霞ケ浦でブラックバスとともに増えているのが、やはり北米からの移入魚であるブルーギルです。
一九六〇年、米国訪問中の天皇陛下(当時は皇太子)がシカゴのシェッド水族館から十七匹を贈られ、日本の淡水区水産研究所で飼育されたのが最初です。それが多数繁殖し、国内各地の水産試験場に分与され、一部の湖沼にも放流され、ルアー釣りの対象魚として人為的に分布が広がっています。
ブルーギルは、英語で「青えら」の意味で、えらぶたが青味がかっていることから、こう呼ばれています。バス科に属し、産卵や哺育の習性もブラックバスに似ています。口はそれほど大きくないのですが、他の魚の卵、稚魚、底生動物、浮遊動物などあらゆるもの を食べるため、生態系の中ではブラックバス以上に脅威的な存在になっていると、指摘する研究者もいます。
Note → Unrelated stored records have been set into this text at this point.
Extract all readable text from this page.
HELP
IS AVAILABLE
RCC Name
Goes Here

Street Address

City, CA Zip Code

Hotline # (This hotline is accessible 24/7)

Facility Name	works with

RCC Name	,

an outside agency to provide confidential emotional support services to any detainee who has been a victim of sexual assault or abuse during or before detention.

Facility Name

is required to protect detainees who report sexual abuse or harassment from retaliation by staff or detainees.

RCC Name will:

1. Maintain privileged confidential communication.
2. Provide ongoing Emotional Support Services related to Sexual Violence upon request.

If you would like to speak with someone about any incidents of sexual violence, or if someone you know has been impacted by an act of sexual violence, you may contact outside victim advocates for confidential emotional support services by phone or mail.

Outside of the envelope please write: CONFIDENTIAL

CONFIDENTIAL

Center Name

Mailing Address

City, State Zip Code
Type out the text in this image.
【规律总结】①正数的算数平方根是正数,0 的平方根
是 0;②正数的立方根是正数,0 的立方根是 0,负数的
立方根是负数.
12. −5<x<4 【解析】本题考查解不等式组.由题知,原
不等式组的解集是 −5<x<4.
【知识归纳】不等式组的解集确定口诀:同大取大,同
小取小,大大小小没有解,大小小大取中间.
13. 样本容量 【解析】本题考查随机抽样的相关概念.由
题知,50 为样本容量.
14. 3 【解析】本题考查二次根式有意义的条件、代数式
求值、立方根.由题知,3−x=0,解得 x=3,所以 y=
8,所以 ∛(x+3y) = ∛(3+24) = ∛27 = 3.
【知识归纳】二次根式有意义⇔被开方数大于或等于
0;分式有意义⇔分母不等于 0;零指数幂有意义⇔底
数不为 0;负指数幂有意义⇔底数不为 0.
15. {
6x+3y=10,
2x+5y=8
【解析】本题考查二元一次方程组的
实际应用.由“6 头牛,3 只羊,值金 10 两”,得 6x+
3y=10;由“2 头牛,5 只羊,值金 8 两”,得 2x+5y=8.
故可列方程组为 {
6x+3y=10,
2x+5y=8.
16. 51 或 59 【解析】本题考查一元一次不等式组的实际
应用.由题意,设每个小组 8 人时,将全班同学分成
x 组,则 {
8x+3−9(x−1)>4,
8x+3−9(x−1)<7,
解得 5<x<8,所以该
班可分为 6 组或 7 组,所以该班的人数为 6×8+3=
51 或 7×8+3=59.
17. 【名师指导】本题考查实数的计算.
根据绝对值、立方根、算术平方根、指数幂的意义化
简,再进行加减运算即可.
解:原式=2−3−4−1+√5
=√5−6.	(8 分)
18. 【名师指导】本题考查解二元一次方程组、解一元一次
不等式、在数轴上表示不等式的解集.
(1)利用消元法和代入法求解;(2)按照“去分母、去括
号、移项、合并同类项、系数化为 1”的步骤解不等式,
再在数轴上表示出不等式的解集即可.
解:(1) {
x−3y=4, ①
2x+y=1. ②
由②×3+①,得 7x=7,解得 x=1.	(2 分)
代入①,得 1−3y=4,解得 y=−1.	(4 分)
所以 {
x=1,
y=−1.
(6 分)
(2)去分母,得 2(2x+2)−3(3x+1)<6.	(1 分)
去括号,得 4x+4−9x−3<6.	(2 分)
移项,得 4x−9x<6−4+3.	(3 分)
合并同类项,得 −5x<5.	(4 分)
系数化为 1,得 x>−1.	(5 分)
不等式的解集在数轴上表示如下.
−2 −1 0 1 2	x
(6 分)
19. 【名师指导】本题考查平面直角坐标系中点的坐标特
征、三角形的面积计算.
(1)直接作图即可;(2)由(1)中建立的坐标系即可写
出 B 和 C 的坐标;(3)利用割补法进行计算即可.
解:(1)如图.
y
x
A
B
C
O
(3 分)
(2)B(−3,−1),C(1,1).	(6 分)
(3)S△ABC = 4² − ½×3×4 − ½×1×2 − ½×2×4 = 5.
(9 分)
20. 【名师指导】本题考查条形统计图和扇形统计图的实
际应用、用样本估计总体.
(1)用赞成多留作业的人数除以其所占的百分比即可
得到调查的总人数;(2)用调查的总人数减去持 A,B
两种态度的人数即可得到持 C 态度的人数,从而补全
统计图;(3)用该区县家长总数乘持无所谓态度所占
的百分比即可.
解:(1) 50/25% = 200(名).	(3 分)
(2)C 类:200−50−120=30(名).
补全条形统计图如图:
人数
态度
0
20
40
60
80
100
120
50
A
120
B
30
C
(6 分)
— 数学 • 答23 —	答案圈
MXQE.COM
ルアーで釣りあげたら放流せずに、食べたほうがよいと言われ、フライにすれば美味ということです。しかし、ひれが硬く、小骨も多いことから、食べる人は少ないようです。
この魚は日本の淡水魚にない体型と色彩をしているため、観賞用に飼育されることがあります。空気さえ通っていれば、アカムシやイトミミズ、乾燥ミジンコなどをよく食べ、丈夫で飼いやすい魚です。しかし、他の魚と一緒に飼うことができないのは、ブラックバスと同様です。